County Durham dart-blowing star's memorabilia 'should go on display'
- Published
The owner of a once-famous professional dart-blower's memorabilia is calling for it to be put on public display.
Ronald Tomlinson, from St Helen Auckland in County Durham, performed as variety star Rondart, making a living by spitting darts from his mouth.
The daughter of a childhood friend, Elaine Vizor, inherited his posters, theatre bills, letters and the darts themselves.
"It would be wonderful if they could be displayed somewhere locally," she said.
"So that people, the local people, the generations now who've not really known much about Rondart, and possibly nothing about Rondart, could see them."
Rondart appeared on stage and television from the 1950s to the 1990s and died in 2005.
In 1965 he appeared in a television performance of Billy Smart's Circus alongside "bewhiskered" period acrobats The Herculeans and a collection of trained budgerigars.
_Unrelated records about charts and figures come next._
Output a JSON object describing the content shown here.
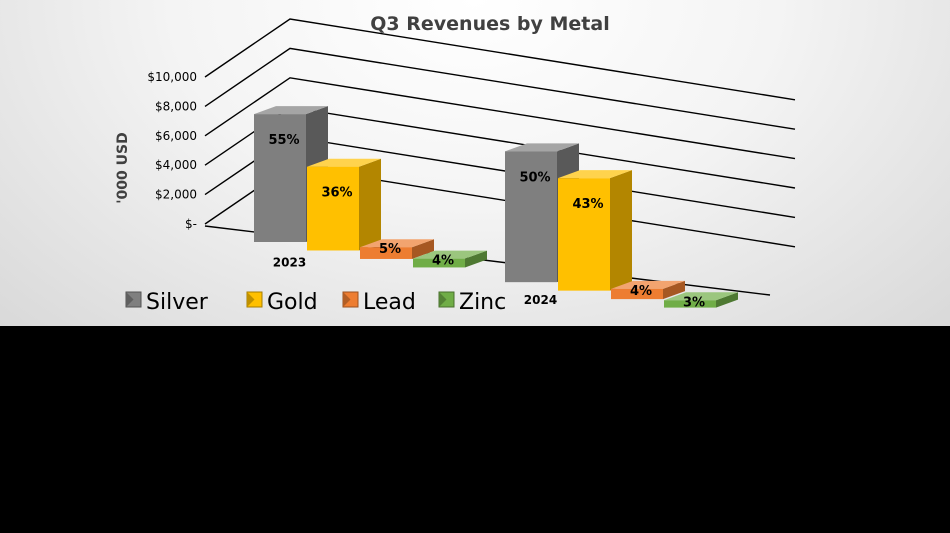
{
  "chart_data": {
    "type": "bar",
    "title": "Q3 Revenues by Metal",
    "ylabel": "'000 USD",
    "ytick_labels": [
      "$-",
      "$2,000",
      "$4,000",
      "$6,000",
      "$8,000",
      "$10,000"
    ],
    "ylim": [
      0,
      10000
    ],
    "categories": [
      "2023",
      "2024"
    ],
    "series": [
      {
        "name": "Silver",
        "color": "#7f7f7f",
        "values": [
          8700,
          8900
        ],
        "labels": [
          "55%",
          "50%"
        ]
      },
      {
        "name": "Gold",
        "color": "#ffc000",
        "values": [
          5700,
          7650
        ],
        "labels": [
          "36%",
          "43%"
        ]
      },
      {
        "name": "Lead",
        "color": "#ed7d31",
        "values": [
          800,
          700
        ],
        "labels": [
          "5%",
          "4%"
        ]
      },
      {
        "name": "Zinc",
        "color": "#70ad47",
        "values": [
          600,
          500
        ],
        "labels": [
          "4%",
          "3%"
        ]
      }
    ],
    "grid": true,
    "legend_position": "bottom-left"
  }
}
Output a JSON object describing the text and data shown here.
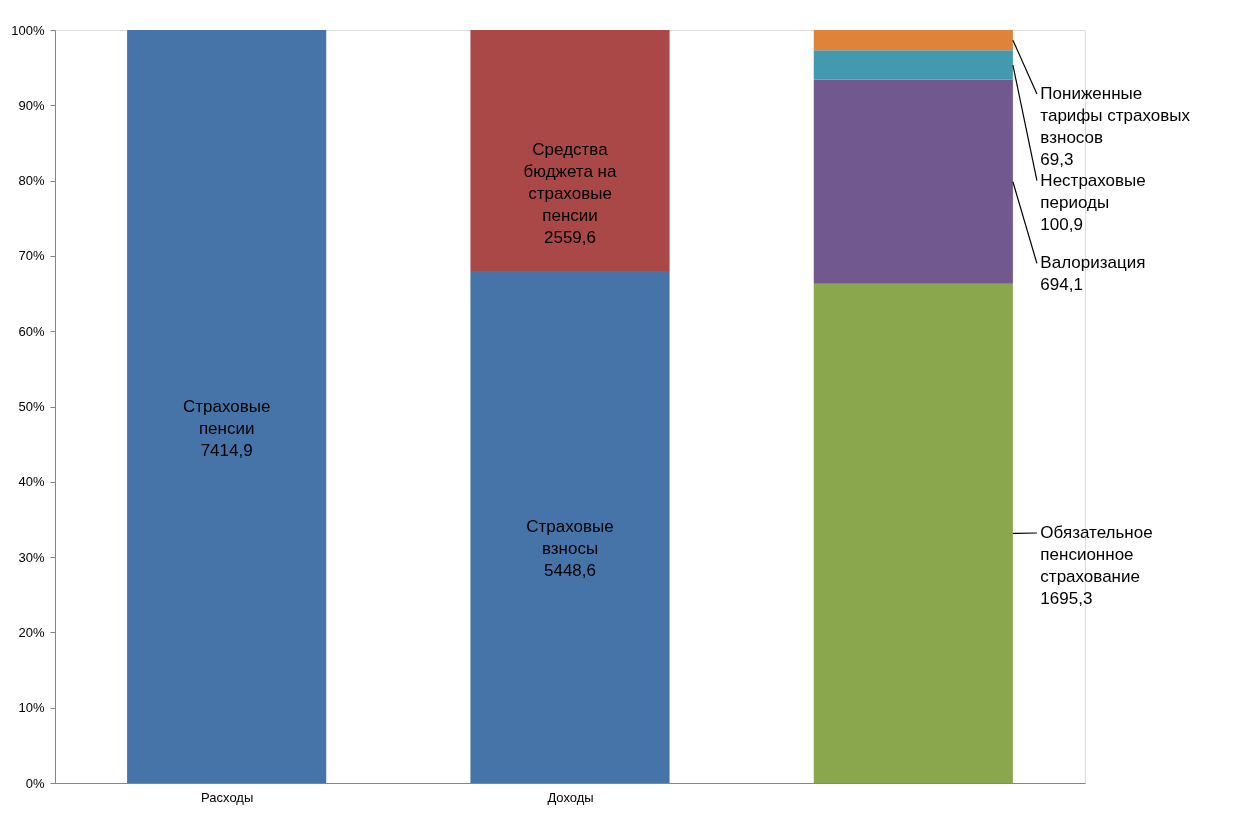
{
  "chart_data": {
    "type": "bar",
    "stacked": true,
    "categories": [
      "Расходы",
      "Доходы",
      null
    ],
    "ylim": [
      0,
      100
    ],
    "yticks": [
      {
        "value": 0,
        "label": "0%"
      },
      {
        "value": 10,
        "label": "10%"
      },
      {
        "value": 20,
        "label": "20%"
      },
      {
        "value": 30,
        "label": "30%"
      },
      {
        "value": 40,
        "label": "40%"
      },
      {
        "value": 50,
        "label": "50%"
      },
      {
        "value": 60,
        "label": "60%"
      },
      {
        "value": 70,
        "label": "70%"
      },
      {
        "value": 80,
        "label": "80%"
      },
      {
        "value": 90,
        "label": "90%"
      },
      {
        "value": 100,
        "label": "100%"
      }
    ],
    "grid": false,
    "series": [
      {
        "color": "#4674a8",
        "values": [
          100,
          68.0,
          null
        ],
        "value_labels": [
          "Страховые\nпенсии\n7414,9",
          "Страховые\nвзносы\n5448,6",
          null
        ]
      },
      {
        "color": "#a94846",
        "values": [
          null,
          32.0,
          null
        ],
        "value_labels": [
          null,
          "Средства\nбюджета на\nстраховые\nпенсии\n2559,6",
          null
        ]
      },
      {
        "color": "#8aa74e",
        "values": [
          null,
          null,
          66.3
        ],
        "value_labels": [
          null,
          null,
          "Обязательное\nпенсионное\nстрахование\n1695,3"
        ]
      },
      {
        "color": "#71598f",
        "values": [
          null,
          null,
          27.1
        ],
        "value_labels": [
          null,
          null,
          "Валоризация\n694,1"
        ]
      },
      {
        "color": "#4399b0",
        "values": [
          null,
          null,
          3.9
        ],
        "value_labels": [
          null,
          null,
          "Нестраховые\nпериоды\n100,9"
        ]
      },
      {
        "color": "#e0833a",
        "values": [
          null,
          null,
          2.7
        ],
        "value_labels": [
          null,
          null,
          "Пониженные\nтарифы страховых\nвзносов\n69,3"
        ]
      }
    ]
  }
}
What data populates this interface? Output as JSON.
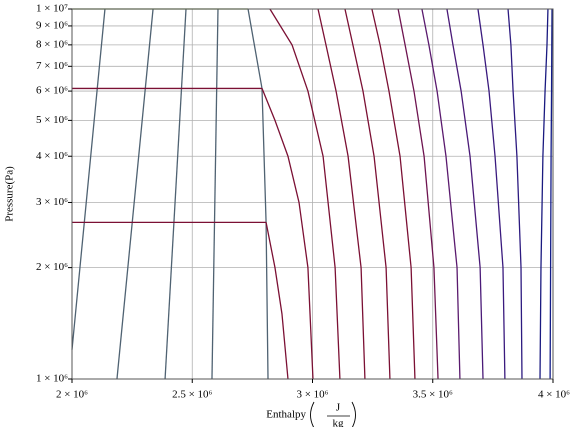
{
  "chart_data": {
    "type": "line",
    "ylabel": "Pressure(Pa)",
    "xlabel": "Enthalpy",
    "xunit_numerator": "J",
    "xunit_denominator": "kg",
    "ylog": true,
    "grid": true,
    "xlim": [
      2000000,
      4000000
    ],
    "ylim": [
      1000000,
      10000000
    ],
    "xticks": [
      {
        "value": 2000000,
        "label": "2 × 10⁶"
      },
      {
        "value": 2500000,
        "label": "2.5 × 10⁶"
      },
      {
        "value": 3000000,
        "label": "3 × 10⁶"
      },
      {
        "value": 3500000,
        "label": "3.5 × 10⁶"
      },
      {
        "value": 4000000,
        "label": "4 × 10⁶"
      }
    ],
    "yticks": [
      {
        "value": 1000000,
        "label": "1 × 10⁶"
      },
      {
        "value": 2000000,
        "label": "2 × 10⁶"
      },
      {
        "value": 3000000,
        "label": "3 × 10⁶"
      },
      {
        "value": 4000000,
        "label": "4 × 10⁶"
      },
      {
        "value": 5000000,
        "label": "5 × 10⁶"
      },
      {
        "value": 6000000,
        "label": "6 × 10⁶"
      },
      {
        "value": 7000000,
        "label": "7 × 10⁶"
      },
      {
        "value": 8000000,
        "label": "8 × 10⁶"
      },
      {
        "value": 9000000,
        "label": "9 × 10⁶"
      },
      {
        "value": 10000000,
        "label": "1 × 10⁷"
      }
    ],
    "series": [
      {
        "color": "#4f6272",
        "x": [
          2000000,
          2137000
        ],
        "values": [
          1200000,
          10000000
        ]
      },
      {
        "color": "#4f6272",
        "x": [
          2187000,
          2337000
        ],
        "values": [
          1000000,
          10000000
        ]
      },
      {
        "color": "#4f6272",
        "x": [
          2387000,
          2474000
        ],
        "values": [
          1000000,
          10000000
        ]
      },
      {
        "color": "#4f6272",
        "x": [
          2582000,
          2607000
        ],
        "values": [
          1000000,
          10000000
        ]
      },
      {
        "color": "#4f6272",
        "x": [
          2732000,
          2790000,
          2807000,
          2815000
        ],
        "values": [
          10000000,
          6100000,
          2650000,
          1000000
        ]
      },
      {
        "color": "#7a9a3c",
        "x": [
          2000000,
          2732000
        ],
        "values": [
          10000000,
          10000000
        ]
      },
      {
        "color": "#7b1034",
        "x": [
          2000000,
          2790000
        ],
        "values": [
          6100000,
          6100000
        ]
      },
      {
        "color": "#7b1034",
        "x": [
          2000000,
          2807000
        ],
        "values": [
          2650000,
          2650000
        ]
      },
      {
        "color": "#7b1034",
        "x": [
          2807000,
          2844000,
          2873000,
          2898000
        ],
        "values": [
          2650000,
          2000000,
          1500000,
          1000000
        ]
      },
      {
        "color": "#7b1034",
        "x": [
          2790000,
          2844000,
          2898000,
          2944000,
          2981000,
          3002000
        ],
        "values": [
          6100000,
          5000000,
          4000000,
          3000000,
          2000000,
          1000000
        ]
      },
      {
        "color": "#7b1034",
        "x": [
          2823000,
          2915000,
          2981000,
          3044000,
          3094000,
          3114000
        ],
        "values": [
          10000000,
          8000000,
          6000000,
          4000000,
          2000000,
          1000000
        ]
      },
      {
        "color": "#7b1034",
        "x": [
          3218000,
          3202000,
          3148000,
          3098000,
          3056000,
          3023000
        ],
        "values": [
          1000000,
          2000000,
          4000000,
          6000000,
          8000000,
          10000000
        ]
      },
      {
        "color": "#7b1034",
        "x": [
          3322000,
          3306000,
          3256000,
          3210000,
          3168000,
          3135000
        ],
        "values": [
          1000000,
          2000000,
          4000000,
          6000000,
          8000000,
          10000000
        ]
      },
      {
        "color": "#7b1034",
        "x": [
          3426000,
          3410000,
          3364000,
          3318000,
          3281000,
          3247000
        ],
        "values": [
          1000000,
          2000000,
          4000000,
          6000000,
          8000000,
          10000000
        ]
      },
      {
        "color": "#6e1450",
        "x": [
          3522000,
          3505000,
          3464000,
          3422000,
          3385000,
          3356000
        ],
        "values": [
          1000000,
          2000000,
          4000000,
          6000000,
          8000000,
          10000000
        ]
      },
      {
        "color": "#5a1a6e",
        "x": [
          3613000,
          3601000,
          3555000,
          3518000,
          3484000,
          3455000
        ],
        "values": [
          1000000,
          2000000,
          4000000,
          6000000,
          8000000,
          10000000
        ]
      },
      {
        "color": "#4a1a78",
        "x": [
          3709000,
          3697000,
          3655000,
          3618000,
          3584000,
          3559000
        ],
        "values": [
          1000000,
          2000000,
          4000000,
          6000000,
          8000000,
          10000000
        ]
      },
      {
        "color": "#3a1a7e",
        "x": [
          3800000,
          3792000,
          3759000,
          3734000,
          3709000,
          3688000
        ],
        "values": [
          1000000,
          2000000,
          4000000,
          6000000,
          8000000,
          10000000
        ]
      },
      {
        "color": "#2c1a80",
        "x": [
          3871000,
          3867000,
          3850000,
          3834000,
          3825000,
          3813000
        ],
        "values": [
          1000000,
          2000000,
          4000000,
          6000000,
          8000000,
          10000000
        ]
      },
      {
        "color": "#1a1a80",
        "x": [
          3946000,
          3950000,
          3958000,
          3967000,
          3975000,
          3979000
        ],
        "values": [
          1000000,
          2000000,
          4000000,
          6000000,
          8000000,
          10000000
        ]
      },
      {
        "color": "#101a88",
        "x": [
          3988000,
          3990000,
          3992000,
          3994000,
          3995000,
          3996000
        ],
        "values": [
          1000000,
          2000000,
          4000000,
          6000000,
          8000000,
          10000000
        ]
      }
    ]
  }
}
By 1984 he had been spotted by Paul Daniels and appeared on the magician's prime-time BBC show in an evening schedule, external that also included Terry Wogan, Bob Monkhouse, Noel Edmonds, Dynasty and Juliet Bravo.
Chief feature writer for The Northern Echo, Chris Lloyd, said Rondart was likely to have learnt dart-blowing from his father, who fought in World War One.
One version of the story involves trenches too narrow to throw darts properly so he "put one in his mouth and started spitting it down the trench", he said.
"The other version of the story is that he was very badly injured in the trenches, he was left for dead for three days, face down in the mud and, when he eventually recuperated, he didn't have the use of his arms and so he just spat darts rather than threw them."